# Marketing Effectively Online?



## youneek (Feb 4, 2009)

Hey guys I have just recently opened my online shop at the beginning of the month. I only have one design of sweatshirts, I have made a few sales but most if not all of my sales have been from friends! I know this is probably the way everything starts but I was wondering what is the best way to market outside of you friends and family circle. I have a Facebook and Myspace plenty of views on my site as I have google analytics etc, but not many sales... Any suggestions from experience...???

Mike


----------



## bootlegger (Apr 22, 2008)

I've been "farming" ideas against MySpace. I use the blog services and bulletin posting. I used "FriendBlaster" to build up a couple thousand friends and then spend at least 1 day a month tending the weeds on myspace. It generates a lot of traffic as the comments I post against peoples profiles last at least a month on the main pages.

I also spend at least a week a month, randomly as the time rolls around, finding forums and bulletin boards related to the concepts I am selling through, "Thrift store clothes, Green Living ideas, Hippie forums," etc etc.. I post ideas, concepts, and various stories that relate to my business, what I'm doing that is unique, and ways it helps out others.

I use facebook, but it is much more of a connection to friends that anything else. You can also get a bunch of free advertising through facebook ads, do a search on google for "Facebook Ad Coupons"... I picked up $250 is free add credits, I've been running ads for free for 4 months now and just getting to the end of the free money. It has paid for itself since it was free. I also use facebook applications "Gift Apps", and created a fun way to spread my shirts around as gifts people can send to one another. Spending a few days on this will pay back, think of funny ways to deliver the shirts, names, comedy works the best in the "Gift Giving" arena of facebook.

If I think of anything else, I'll post it up.

Peace
http://www.bootlegtshirts.com


----------



## zymerguyer (Feb 15, 2007)

Great post Joplin! Those are all awesome resources.


----------



## AmericanBandit (Jan 11, 2008)

Have you submited your hoodie to any blogs (rumplo, hideyourarms, addicteed ect) yet, theres a article here that tells you how to do this efficently and one high traffic blog posting your hoodie could really jump sales and hopefully (read; cross fingers) people will copy that one blog to their blog and ect ect down the line.

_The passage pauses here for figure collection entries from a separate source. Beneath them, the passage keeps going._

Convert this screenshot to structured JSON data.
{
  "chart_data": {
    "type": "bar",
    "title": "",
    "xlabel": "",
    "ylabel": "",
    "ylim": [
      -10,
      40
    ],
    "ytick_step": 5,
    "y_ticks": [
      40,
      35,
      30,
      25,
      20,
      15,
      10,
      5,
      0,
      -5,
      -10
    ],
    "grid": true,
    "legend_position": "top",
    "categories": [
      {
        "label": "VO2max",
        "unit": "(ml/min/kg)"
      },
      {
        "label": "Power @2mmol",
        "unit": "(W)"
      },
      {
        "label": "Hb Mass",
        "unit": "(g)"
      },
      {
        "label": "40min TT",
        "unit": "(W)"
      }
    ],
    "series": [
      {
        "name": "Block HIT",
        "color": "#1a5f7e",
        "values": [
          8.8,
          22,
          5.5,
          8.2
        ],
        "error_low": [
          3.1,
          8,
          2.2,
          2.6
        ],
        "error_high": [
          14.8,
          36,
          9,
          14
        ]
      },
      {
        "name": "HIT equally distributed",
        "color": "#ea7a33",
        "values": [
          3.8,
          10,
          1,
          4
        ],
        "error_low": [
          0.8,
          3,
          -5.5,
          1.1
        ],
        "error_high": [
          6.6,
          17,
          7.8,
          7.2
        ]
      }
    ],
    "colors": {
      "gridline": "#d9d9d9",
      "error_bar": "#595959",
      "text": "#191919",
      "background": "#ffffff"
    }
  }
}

Another thing, when you sit down and think "marketing" what youre really trying to do is figure out "who" exactly will buy your product and "where" and "how" will you capture thier eyes


----------



## henrik (Feb 25, 2009)

First thing first.... you need a catchy domain name. It`s not easy to find believe me!


----------



## jkruse (Oct 10, 2008)

t-shirt blogs
sponsoring bands
facebook/ myspace
SEO


You can spend hours getting fans on myspace with friendblaster but doing it organically is far better in my opinion. Don't spam, be a real person, give them a face behind the company.


----------



## masterchiva (Dec 24, 2007)

Web marketing is very time consuming but well worth it... but just like anything else most of the time you have to wait a little to start seeing results.


----------



## MiNGLED (Aug 22, 2007)

As with all forms of marketing, you have to be dedicated and have a bit of luck. Running an effective MySpace page will keep you busy, building up the relationships with people who are your friends, not simply getting a load of people who you occasionally send a message to. That's the whole point of Social Media 'marketing', it's about the relationship between you (and your company/brand) and your potential/real customers. And that takes time and a fair bit of skill to do well. The same thing about building relationships with bloggers, they are more likely to blog about your brand if you treat them like a friend, and not just send generic PR emails to them.


----------



## saleha86 (Mar 8, 2009)

what about google adwords -- why do people always miss that out?? It is so powerful - try it out and get those keywords set


----------



## GraduateClothing (Feb 22, 2009)

bootlegger said:


> I've been "farming" ideas against MySpace. I use the blog services and bulletin posting. I used "FriendBlaster" to build up a couple thousand friends and then spend at least 1 day a month tending the weeds on myspace. It generates a lot of traffic as the comments I post against peoples profiles last at least a month on the main pages.
> 
> I also spend at least a week a month, randomly as the time rolls around, finding forums and bulletin boards related to the concepts I am selling through, "Thrift store clothes, Green Living ideas, Hippie forums," etc etc.. I post ideas, concepts, and various stories that relate to my business, what I'm doing that is unique, and ways it helps out others.
> 
> ...



Those are really good ideas! i like them alot.


----------



## babyboy (Apr 20, 2008)

Content is King. Start writing keyword rich in-demand content related to your product or service.


----------